# question about class A LTC



## 413guy (Feb 12, 2011)

hi there,

i am getting my class A license to carry concealed soon. i currently attend a state community college, and i was wondering if i am able to legally carry my weapon on a state college campus WITH my class a license on my person. i would like to carry because i attend a school that is in a very high crime area, and the cops on campus don't carry guns. can someone answer this question for me? thanks in advance.


----------



## 263FPD (Oct 29, 2004)

No you can't.

Against the law for you.

Close it up.


----------



## flintlockglock (Jan 22, 2011)

The State Government has all these laws posted on their website. It clearly stipulates that a holder of a class A license may not carry their weapon on a college campus. You should read that stuff, there are some goodies you NEED TO KNOW before going out strapped.

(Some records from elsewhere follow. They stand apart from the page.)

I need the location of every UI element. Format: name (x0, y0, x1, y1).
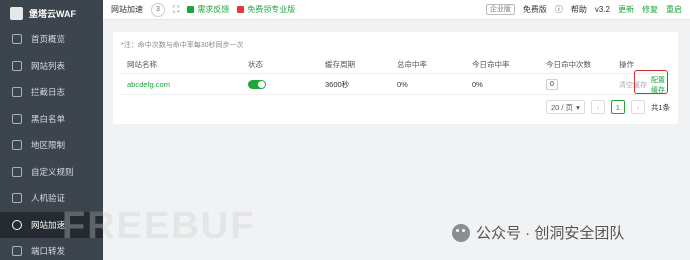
help-link[interactable]: 帮助 (571, 4, 587, 15)
region-icon (12, 140, 22, 151)
pro-label: 免费领专业版 (247, 5, 296, 14)
total-count: 共1条 (650, 102, 670, 112)
site-name-link[interactable]: abcdefg.com (127, 80, 170, 89)
port-icon (12, 246, 22, 257)
highlight-box (634, 70, 668, 94)
update-link[interactable]: 更新 (618, 4, 634, 15)
feedback-label: 需求反馈 (197, 5, 230, 14)
count-badge: 3 (151, 2, 165, 17)
sync-note: *注：命中次数与命中率每30秒同步一次 (121, 42, 244, 49)
cache-period: 3600秒 (325, 80, 350, 89)
wechat-icon (452, 223, 470, 242)
today-hit-rate: 0% (472, 80, 483, 89)
total-hit-rate: 0% (397, 80, 408, 89)
expand-icon[interactable]: ⛶ (173, 4, 179, 15)
logo-icon (10, 6, 23, 20)
pagination: 20 / 页 ▾ ‹ 1 › 共1条 (545, 100, 670, 114)
page-size-value: 20 / 页 (550, 102, 574, 112)
enterprise-badge[interactable]: 企业版 (485, 4, 515, 15)
column-header: 状态 (248, 60, 263, 69)
pro-link[interactable]: 免费领专业版 (237, 4, 295, 15)
column-header: 网站名称 (127, 60, 157, 69)
column-header: 总命中率 (397, 60, 427, 69)
sidebar-item-sites[interactable]: 网站列表 (0, 53, 103, 80)
sidebar-item-label: 黑白名单 (31, 113, 66, 124)
sidebar-item-logs[interactable]: 拦截日志 (0, 79, 103, 106)
rule-icon (12, 166, 22, 177)
sidebar-item-region[interactable]: 地区限制 (0, 132, 103, 159)
edition-label: 免费版 (522, 5, 547, 14)
brand-name: 堡塔云WAF (29, 8, 76, 19)
repair-link[interactable]: 修复 (642, 4, 658, 15)
freebuf-watermark: FREEBUF (62, 205, 256, 247)
page-title: 网站加速 (111, 5, 143, 14)
prev-page-button[interactable]: ‹ (590, 100, 605, 114)
sidebar-item-label: 端口转发 (31, 246, 66, 257)
status-toggle[interactable] (248, 80, 266, 89)
column-header: 今日命中次数 (546, 60, 591, 69)
top-bar: 网站加速 3 ⛶ 需求反馈 免费领专业版 企业版 免费版 ⓘ 帮助 v3.2 更… (103, 0, 690, 20)
column-header: 缓存周期 (325, 60, 355, 69)
chevron-down-icon: ▾ (576, 102, 580, 112)
wechat-watermark-text: 公众号 · 创洞安全团队 (476, 225, 625, 242)
table-header: 网站名称 状态 缓存周期 总命中率 今日命中率 今日命中次数 操作 (121, 56, 670, 74)
help-icon: ⓘ (554, 5, 563, 14)
feedback-icon (187, 6, 195, 13)
sidebar-item-label: 拦截日志 (31, 87, 66, 98)
sidebar-item-label: 人机验证 (31, 193, 66, 204)
chevron-right-icon: › (636, 102, 640, 112)
column-header: 今日命中率 (472, 60, 510, 69)
gift-icon (237, 6, 245, 13)
version-label: v3.2 (594, 5, 610, 14)
page-button-current[interactable]: 1 (610, 100, 625, 114)
next-page-button[interactable]: › (630, 100, 645, 114)
today-hits: 0 (546, 79, 558, 90)
sidebar-item-label: 网站列表 (31, 60, 66, 71)
sidebar-item-label: 网站加速 (31, 219, 66, 230)
home-icon (12, 34, 22, 45)
list-icon (12, 60, 22, 71)
sidebar-item-custom-rules[interactable]: 自定义规则 (0, 159, 103, 186)
user-icon (12, 113, 22, 124)
person-icon (12, 193, 22, 204)
sidebar-item-home[interactable]: 首页概览 (0, 26, 103, 53)
sidebar-item-blackwhite[interactable]: 黑白名单 (0, 106, 103, 133)
restart-link[interactable]: 重启 (666, 4, 682, 15)
sidebar-item-label: 地区限制 (31, 140, 66, 151)
speed-icon (12, 219, 22, 230)
page-size-select[interactable]: 20 / 页 ▾ (545, 100, 585, 114)
wechat-watermark: 公众号 · 创洞安全团队 (452, 222, 624, 243)
column-header: 操作 (619, 60, 634, 69)
feedback-link[interactable]: 需求反馈 (187, 4, 229, 15)
acceleration-panel: *注：命中次数与命中率每30秒同步一次 网站名称 状态 缓存周期 总命中率 今日… (113, 32, 678, 124)
sidebar-item-label: 自定义规则 (31, 166, 74, 177)
chevron-left-icon: ‹ (596, 102, 600, 112)
brand: 堡塔云WAF (0, 0, 103, 26)
table-row: abcdefg.com 3600秒 0% 0% 0 清空缓存 配置缓存 (121, 75, 670, 95)
log-icon (12, 87, 22, 98)
sidebar-item-label: 首页概览 (31, 34, 66, 45)
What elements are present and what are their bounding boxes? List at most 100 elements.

Have a link that might keep you out of jail one day:

http://www.malegislature.gov/Laws/GeneralLaws/PartI/TitleXX/Chapter140/Section131


----------



## 263FPD (Oct 29, 2004)

OKAY...

Can we close this before it becomes another fuck-fest?

413Guy, nothing against you, but this has been asked and answered a thousand times.


----------



## cc3915 (Mar 26, 2004)

Thanks for the three very useful responses in this thread.


----------